Though the Quebec government announced that it will tighten certification verifications, and share the results with Revenue Quebec, Côté asserts that unless the authentications are carried out almost in real-time, it will not solve the problem. “The big challenge is to convince fiscal authorities to conduct these verifications in real time,” said Côté, who used to work at Revenue Quebec’s legal department. “So long as these verifications are not done in real time, business will continue to be at risk and people may have hear from Revenue Quebec two, three, four years down the line with bad news.”
The same kind of checks should also be conducted by Revenue Quebec when construction contractors register for the goods and services tax and provincial sales tax, adds Côté. He believes that the tax authority could easily conduct swift investigations on construction contractors within 60 days, ideally 30 days, who register for GST/QST. All they would have to do is investigate whether the contractor has a real address, a real telephone number, and a real bank account. “The heart of the problem again is real-time verification but I believe that there is a lack of vision and leadership in the organization,” said Côté. “Their efforts are focused on introducing aggressive tax measures rather than preventative measures.”
One tool that Revenue Quebec has at its disposal that seems to have been put on the backburner is a software program that culls information from more than 300 provincial sources to identify taxpayers who do not declare their total revenues, noted Natalie St-Pierre, a tax partner with Richter in Montreal. The software program also measures and compares declared revenues with levels of wealth. Since fiscal-year 2009-2010, the program has recouped on average $30 million in tax monies. But it has the potential to be far more effective, said St-Pierre. “I am a big fan of this program because Revenue Quebec has at its disposal all the information the government has on its citizens, and the tax authority should use it more effectively in order to track down fraudsters,” said St-Pierre. “It appears that they have forgotten this program exists.”
The provincial government could also introduce tax credits for home renovations to thwart the thriving residential construction black market, said Luc Lacombe, a tax partner with Raymond Chabot Grant Thornton in Montreal. Lacombe notes that the series of measures the provincial government has introduced over the past five years has made it extremely difficult for construction firms in the commercial sector to avoid paying taxes. Not so in the residential sector, where the incentive for both consumers and contractors alike to bilk the government is relatively easy. “As a general rule, consumers who have residential work done don’t want to pay the 15 per cent provincial sales tax,” noted Lacombe. “But if the government introduced a 20 per cent tax credit, as it did in the past, it would recuperate the 15 per cent QST that it’s now losing, and would ensure that the contractor who is doing the work is declaring his revenues, and therefore recoup even more monies from them in the form of income taxes. As far as I’m concerned, these programs cost nothing to the government and even brings in more money into the government coffers.”
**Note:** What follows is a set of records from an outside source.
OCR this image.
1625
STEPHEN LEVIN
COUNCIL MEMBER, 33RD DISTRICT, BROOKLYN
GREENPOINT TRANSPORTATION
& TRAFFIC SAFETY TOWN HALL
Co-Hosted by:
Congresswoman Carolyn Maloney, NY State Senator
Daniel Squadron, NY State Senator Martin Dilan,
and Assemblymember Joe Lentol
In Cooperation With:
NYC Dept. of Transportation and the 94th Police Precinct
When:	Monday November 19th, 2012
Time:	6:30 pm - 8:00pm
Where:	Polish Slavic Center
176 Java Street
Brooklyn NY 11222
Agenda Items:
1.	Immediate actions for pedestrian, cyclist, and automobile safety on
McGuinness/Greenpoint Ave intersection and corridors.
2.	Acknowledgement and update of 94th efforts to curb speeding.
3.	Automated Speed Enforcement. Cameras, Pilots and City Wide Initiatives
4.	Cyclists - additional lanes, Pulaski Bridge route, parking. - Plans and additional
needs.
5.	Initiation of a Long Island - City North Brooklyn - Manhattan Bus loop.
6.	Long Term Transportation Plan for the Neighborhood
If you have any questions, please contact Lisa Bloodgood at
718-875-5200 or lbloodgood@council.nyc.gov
In the meantime, Montreal tax lawyer Jules Brossard urges his clients who work with sub-contractors to protect themselves at all costs. In order to prevent Revenue Quebec from chasing honest entrepreneurs years later for unremitted taxes by sub-contractors, Brossard recommends that they write two separate cheques to sub-contractors – one for services rendered, and another payable both to the sub-contractor and Revenue Quebec for the taxes. “This way if the sub-contractor hasn’t remitted the taxes, he can’t cash the cheque,” said Brossard, a partner with De Grandpré Chait LLP. “And even if Revenue Quebec goes after the contractor and says you haven’t remitted the taxes, the contractor can say to the tax authorities I’ll be happy to send you a cheque again. At least this way the contractor doesn’t have to pay twice, and nor pay penalties.”